Gleichzeitig gibt Götz unumwunden zu, dass Trailrunning für sie doch eher ein sehr intensives Hobby ist. «Natürlich nimmt es einen recht grossen Stellenwert in meinem Leben ein und ist mir extrem wichtig. Das weiss auch meine Familie, die mich zum Glück unterstützt. Aber ich habe halt auch noch meinen Lebensunterhalt zu verdienen und andere Dinge, die in meinem Leben wichtiger sind.»

Mittlerweile sind wir auf einem kleinen Grat vor dem Weissenstein angekommen. Nebel umhüllt uns, die knorrigen Bäume verleihen der Szene einen mystischen Anstrich. Die vielen Wurzeln auf dem winzigen Weg sind äusserst rutschig. Doch Götz läuft, ohne sich davon beeindrucken zu lassen. Hier ist ihre Welt, wo sie fast täglich trainiert. Sie kennt jeden Meter. «Manchmal weiss ich auch nicht, warum mir Trailrunning so gut gefällt», gesteht Götz. «Ich bin wohl einfach gerne zügig unterwegs, Schlendern ist nicht so mein Ding. Ich habe auch Freude an der Bewegung: das schnelle, technische Bergablaufen. Oder zu sehen, wie schnell ich bergauf gehen kann. Vor allem mag ich es auch, wenn ich weite Distanzen zurücklegen kann.»

Es ist diese Faszination darüber, was ein Körper über eine so lange Zeit leisten kann. «Nach drei Stunden merke ich manchmal, dass ich eigentlich total müde bin», sagt Götz und hüpft geschickt von Stein zu Stein. «Und dann geht es trotzdem irgendwie noch fünfzehn Stunden länger.»
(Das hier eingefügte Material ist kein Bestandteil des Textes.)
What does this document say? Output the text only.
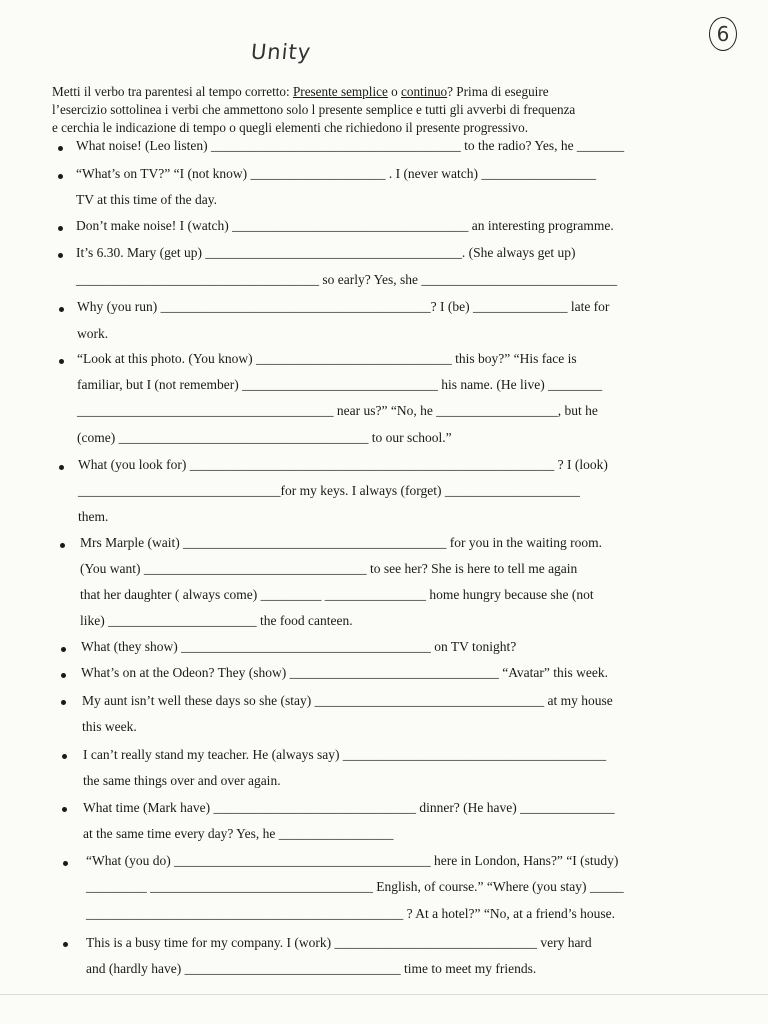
Unity
6
Metti il verbo tra parentesi al tempo corretto: Presente semplice o continuo? Prima di eseguire
l’esercizio sottolinea i verbi che ammettono solo l presente semplice e tutti gli avverbi di frequenza
e cerchia le indicazione di tempo o quegli elementi che richiedono il presente progressivo.
What noise! (Leo listen) _____________________________________ to the radio? Yes, he _______
“What’s on TV?” “I (not know) ____________________ . I (never watch) _________________
TV at this time of the day.
Don’t make noise! I (watch) ___________________________________ an interesting programme.
It’s 6.30. Mary (get up) ______________________________________. (She always get up)
____________________________________ so early? Yes, she _____________________________
Why (you run) ________________________________________? I (be) ______________ late for
work.
“Look at this photo. (You know) _____________________________ this boy?” “His face is
familiar, but I (not remember) _____________________________ his name. (He live) ________
______________________________________ near us?” “No, he __________________, but he
(come) _____________________________________ to our school.”
What (you look for) ______________________________________________________ ? I (look)
______________________________for my keys. I always (forget) ____________________
them.
Mrs Marple (wait) _______________________________________ for you in the waiting room.
(You want) _________________________________ to see her? She is here to tell me again
that her daughter ( always come) _________ _______________ home hungry because she (not
like) ______________________ the food canteen.
What (they show) _____________________________________ on TV tonight?
What’s on at the Odeon? They (show) _______________________________ “Avatar” this week.
My aunt isn’t well these days so she (stay) __________________________________ at my house
this week.
I can’t really stand my teacher. He (always say) _______________________________________
the same things over and over again.
What time (Mark have) ______________________________ dinner? (He have) ______________
at the same time every day? Yes, he _________________
“What (you do) ______________________________________ here in London, Hans?” “I (study)
_________ _________________________________ English, of course.” “Where (you stay) _____
_______________________________________________ ? At a hotel?” “No, at a friend’s house.
This is a busy time for my company. I (work) ______________________________ very hard
and (hardly have) ________________________________ time to meet my friends.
Ein paar Wochen später bin ich wieder in Grindelwald. Nicht umsonst gilt das Berner Feriendorf als Lieblingsort der TrailläuferInnen. Unterhalb des Wetterhorns kämpfe ich mich aufs Chrinnenhorn – manchmal gehört auch ein bisschen Klettern dazu. Nach einem Schwatz mit zwei BergsteigerInnen auf dem Gipfel geht es wieder abwärts. Vor mir ein Schneefeld, im Hintergrund der weiss glänzende Gipfel des Schreckhorns, darunter der in der blitzenden Sonne grollende obere Grindelwaldgletscher. Kaum betrete ich den Schnee, werde ich federleicht. Jeder Schritt ein Genuss, der Wind kühlt die verschwitzten Arme und Beine. Ich fliege.